Net cash used by financing activities during the nine months ended June 29, 2002 includes $269,000 of repayment of long-term debt.

        The Company leases equipment and office space under non-cancelable capital and operating leases. Future minimum rental payments, as of June 29, 2002, under the capital and operating leases with non-cancelable terms are as follows:

Year Ended September 30,

  Capital Leases
  Operating Leases
2002   $ 91,683   $ 612,754
2003     366,733     2,147,815
2004     279,550     739,570
2005     236,456     501,108
2006     316,762     262,367
Thereafter         1,168,000
   
 
Total (Operating lease commitments not reduced by minimum sublease rentals of $209,366)   $ 1,291,184   $ 5,431,614
   
 

        The Company anticipates that, barring unforeseen circumstances, the existing cash and cash equivalents available at June 29, 2002 will be sufficient to fund operations through September 30, 2002. However, in the event that the Company is unable to realize cost-saving measures that are underway, its expenses are higher than anticipated or its revenues or collections are lower or slower than anticipated, the Company may need additional cash prior to September 30, 2002. The Company may also need additional future funds in order to fund unanticipated operating losses, to grow, to develop new or enhance existing products and services, to respond to competitive pressures or to acquire complementary businesses, products or technologies. Sources of additional funding could include obtaining a credit facility or the issuance of debt or equity securities. If additional funds are raised through the issuance of equity or convertible debt securities, the percentage ownership of the Company's stockholders will be reduced and the Company's stockholders may experience additional dilution. The terms of additional funding may also limit the Company's operating and financial flexibility. There can be no assurance that additional financing of any kind will be available to the Company on terms acceptable to the Company, or at all. If adequate funds are not available or are not available on acceptable terms, the Company would be required to scale back its operations. Failure to obtain future funding when needed or on acceptable terms would materially, adversely affect the Company's financial position and results of operations.

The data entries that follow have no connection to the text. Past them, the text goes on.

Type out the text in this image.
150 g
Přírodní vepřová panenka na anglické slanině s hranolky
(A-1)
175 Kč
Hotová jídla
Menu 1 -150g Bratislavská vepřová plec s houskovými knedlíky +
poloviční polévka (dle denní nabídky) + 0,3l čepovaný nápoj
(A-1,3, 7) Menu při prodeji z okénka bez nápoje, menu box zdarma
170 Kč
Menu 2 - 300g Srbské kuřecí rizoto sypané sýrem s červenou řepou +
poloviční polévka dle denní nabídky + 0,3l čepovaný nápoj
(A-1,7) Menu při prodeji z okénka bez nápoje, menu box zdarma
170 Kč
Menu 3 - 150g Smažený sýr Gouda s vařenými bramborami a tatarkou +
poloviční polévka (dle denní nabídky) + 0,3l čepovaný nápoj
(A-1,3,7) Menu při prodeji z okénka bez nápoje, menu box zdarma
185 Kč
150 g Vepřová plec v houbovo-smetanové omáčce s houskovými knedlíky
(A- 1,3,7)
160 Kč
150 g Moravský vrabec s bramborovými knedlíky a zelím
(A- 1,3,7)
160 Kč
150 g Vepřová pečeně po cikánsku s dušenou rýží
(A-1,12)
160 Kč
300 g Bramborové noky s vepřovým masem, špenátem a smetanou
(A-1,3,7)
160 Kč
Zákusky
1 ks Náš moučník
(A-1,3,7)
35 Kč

        In late July 2002 the Company received a letter of commitment from the Silicon Valley Bank for a $5 million revolving line of credit. This commitment provided that the line of credit will be secured by most of the assets of the Company and is formula based with a 75% draw against eligible receivables as defined in the agreement, and requires the Company to raise $4 million of subordinated debt or equity by December 1, 2002. On August 2, 2002 the Company accepted the terms of the commitment and is working with the bank on the documentation and the other conditions to close the loan before the expiration of the commitment. However, there can be no assurance that the Company will close the loan or, if the loan closes, that the Company will be able to raise the $4 million of equity or subordinated debt as specified by December 1, 2002 to continue the loan. Further, if the Company's cash at June 29, 2002 is insufficient to fund operations through September 30, 2002, and the Company does not close the proposed loan with the Silicon Valley Bank or, if the loan is closed the Company is unable to raise the $4 million of equity or subordinated debt by December 1, 2002, the Company will need to consider other options. Some of the options include selling assets or businesses, restructuring the Company so that it is able to operate using only its cash flow or securing some other form of financing. There can be no assurance, however, that the Company would be successful in executing any of these options. If the Company is not successful, it will likely have a material adverse effect on the Company's financial position and results of operation.